In 2015, the OECD led the IOs’ contributions to the Climate Funds inventory study, carried out under the Climate Finance Study Group, with the aim to reveal all currently operational funds and to help the recipient countries gaining better knowledge of available climate funds. The OECD informed the Leaders’ discussion in Antalya with its study Climate Finance in 2013-14 and the USD 100 billion goal, which provides an estimate of public and private climate finance mobilised by developed countries towards their UNFCCC 2010 Cancun commitment. The OECD also delivered a Toolkit to enhance access to adaptation finance for developing countries that are vulnerable to adverse effects of climate change, including Low-Income Developing Countries (LIDCs), Small Island Developing States (SIDS) and African States.


Prompted by several high profile offshore drilling accidents, G20 Leaders at Toronto initiated the Global Marine Environment Protection (GMEP) Initiative to share best practices to help protect the marine environment from such incidents. The OECD, the International Regulators Forum (IRF) and the Organization of the Petroleum Exporting Countries (OPEC) were asked to establish a website to disseminate best practices. In July 2013, the GMEP Website was presented by the G20 Russian Presidency, recognising OECD’s contribution to the GMEP Initiative.

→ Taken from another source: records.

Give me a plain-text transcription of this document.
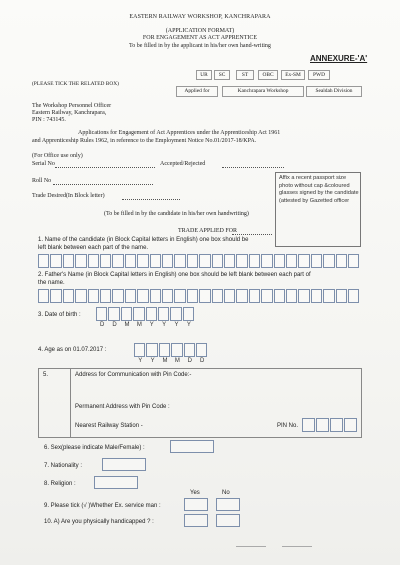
EASTERN RAILWAY WORKSHOP, KANCHRAPARA
(APPLICATION FORMAT)
FOR ENGAGEMENT AS ACT APPRENTICE
To be filled in by the applicant in his/her own hand-writing
ANNEXURE-'A'
UR	SC	ST	OBC	Ex-SM	PWD
(PLEASE TICK THE RELATED BOX)
Applied for	Kanchrapara Workshop	Sealdah Division
The Workshop Personnel Officer
Eastern Railway, Kanchrapara,
PIN : 743145.
Applications for Engagement of Act Apprentices under the Apprenticeship Act 1961
and Apprenticeship Rules 1962, in reference to the Employment Notice No.01/2017-18/KPA.
(For Office use only)
Serial No	Accepted/Rejected
Roll No
Trade Desired(In Block letter)
Affix a recent passport size photo without cap &coloured glasses signed by the candidate (attested by Gazetted officer
(To be filled in by the candidate in his/her own handwriting)
TRADE APPLIED FOR
1. Name of the candidate (in Block Capital letters in English) one box should be
left blank between each part of the name.
2. Father's Name (in Block Capital letters in English) one box should be left blank between each part of
the name.
3. Date of birth :
D	D	M	M	Y	Y	Y	Y
4. Age as on 01.07.2017 :
Y	Y	M	M	D	D
5.	Address for Communication with Pin Code:-
Permanent Address with Pin Code :
Nearest Railway Station -	PIN No.
6. Sex(please indicate Male/Female) :
7. Nationality :
8. Religion :
Yes	No
9. Please tick (√ )Whether Ex. service man :
10. A) Are you physically handicapped ? :
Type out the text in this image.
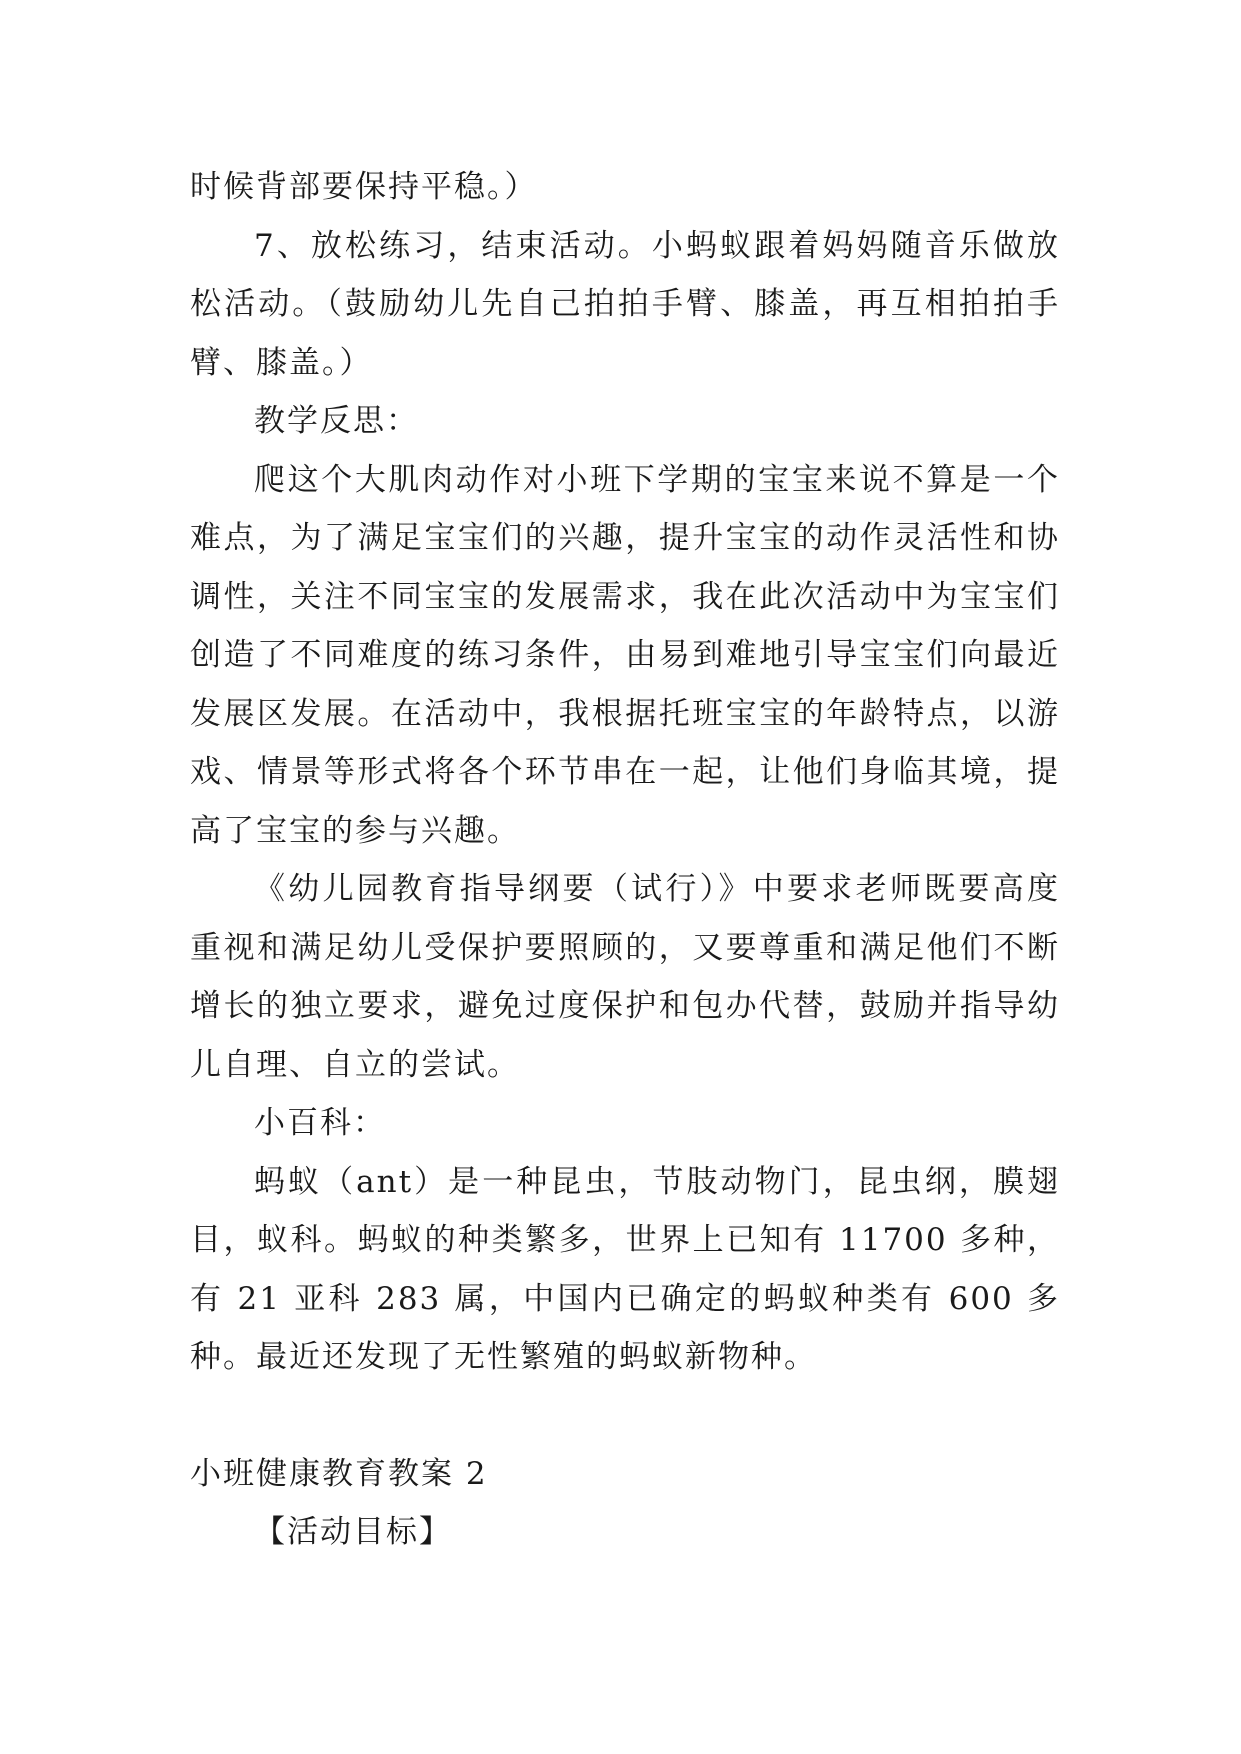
时候背部要保持平稳。）

7、放松练习，结束活动。小蚂蚁跟着妈妈随音乐做放松活动。（鼓励幼儿先自己拍拍手臂、膝盖，再互相拍拍手臂、膝盖。）

教学反思：

爬这个大肌肉动作对小班下学期的宝宝来说不算是一个难点，为了满足宝宝们的兴趣，提升宝宝的动作灵活性和协调性，关注不同宝宝的发展需求，我在此次活动中为宝宝们创造了不同难度的练习条件，由易到难地引导宝宝们向最近发展区发展。在活动中，我根据托班宝宝的年龄特点，以游戏、情景等形式将各个环节串在一起，让他们身临其境，提高了宝宝的参与兴趣。

《幼儿园教育指导纲要（试行）》中要求老师既要高度重视和满足幼儿受保护要照顾的，又要尊重和满足他们不断增长的独立要求，避免过度保护和包办代替，鼓励并指导幼儿自理、自立的尝试。

小百科：

蚂蚁（ant）是一种昆虫，节肢动物门，昆虫纲，膜翅目，蚁科。蚂蚁的种类繁多，世界上已知有 11700 多种，有 21 亚科 283 属，中国内已确定的蚂蚁种类有 600 多种。最近还发现了无性繁殖的蚂蚁新物种。

小班健康教育教案 2

【活动目标】
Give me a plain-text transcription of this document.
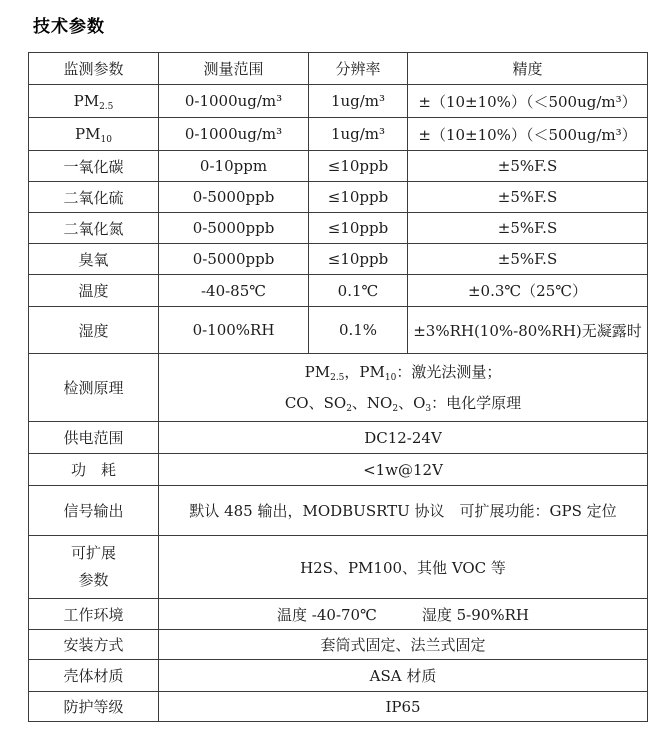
技术参数
监测参数	测量范围	分辨率	精度
$PM_{2.5}$	0-1000ug/m³	1ug/m³	±（10±10%）（＜500ug/m³）
$PM_{10}$	0-1000ug/m³	1ug/m³	±（10±10%）（＜500ug/m³）
一氧化碳	0-10ppm	≤10ppb	±5%F.S
二氧化硫	0-5000ppb	≤10ppb	±5%F.S
二氧化氮	0-5000ppb	≤10ppb	±5%F.S
臭氧	0-5000ppb	≤10ppb	±5%F.S
温度	-40-85℃	0.1℃	±0.3℃（25℃）
湿度	0-100%RH	0.1%	±3%RH(10%-80%RH)无凝露时
检测原理	$PM_{2.5}$，$PM_{10}$：激光法测量；
CO、$SO_2$、$NO_2$、$O_3$：电化学原理		

供电范围	DC12-24V		
功　耗	<1w@12V		
信号输出	默认 485 输出，MODBUSRTU 协议　可扩展功能：GPS 定位		

可扩展
参数	H2S、PM100、其他 VOC 等		
工作环境	温度 -40-70℃　　　湿度 5-90%RH		
安装方式	套筒式固定、法兰式固定		
壳体材质	ASA 材质		
防护等级	IP65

Under the Mexican G20 Presidency, Green Growth was treated as a priority theme and was addressed through a cross-cutting approach. At the request of the G20 and the Mexican Presidency, the OECD partnered with other international organisations to submit two reports to the 2012 Los Cabos Summit: a joint report by the OECD, World Bank, and UN on "Incorporating Green Growth and Sustainable Development Policies into Structural Reform Agendas" (pdf) and a joint report by the African Development Bank, OECD, UN and World Bank on "Green Growth: A Toolkit of Policy Options to Support Inclusive Green Growth" (pdf).

Under the B20, the OECD, as a member of the Green Growth Action Alliance, provided recommendations to the G20 including: promoting free trade in green goods and services, achieving robust pricing of carbon, ending and redirecting inefficient fossil fuel subsidies, accelerating low-carbon innovation and increasing the leverage of private investments.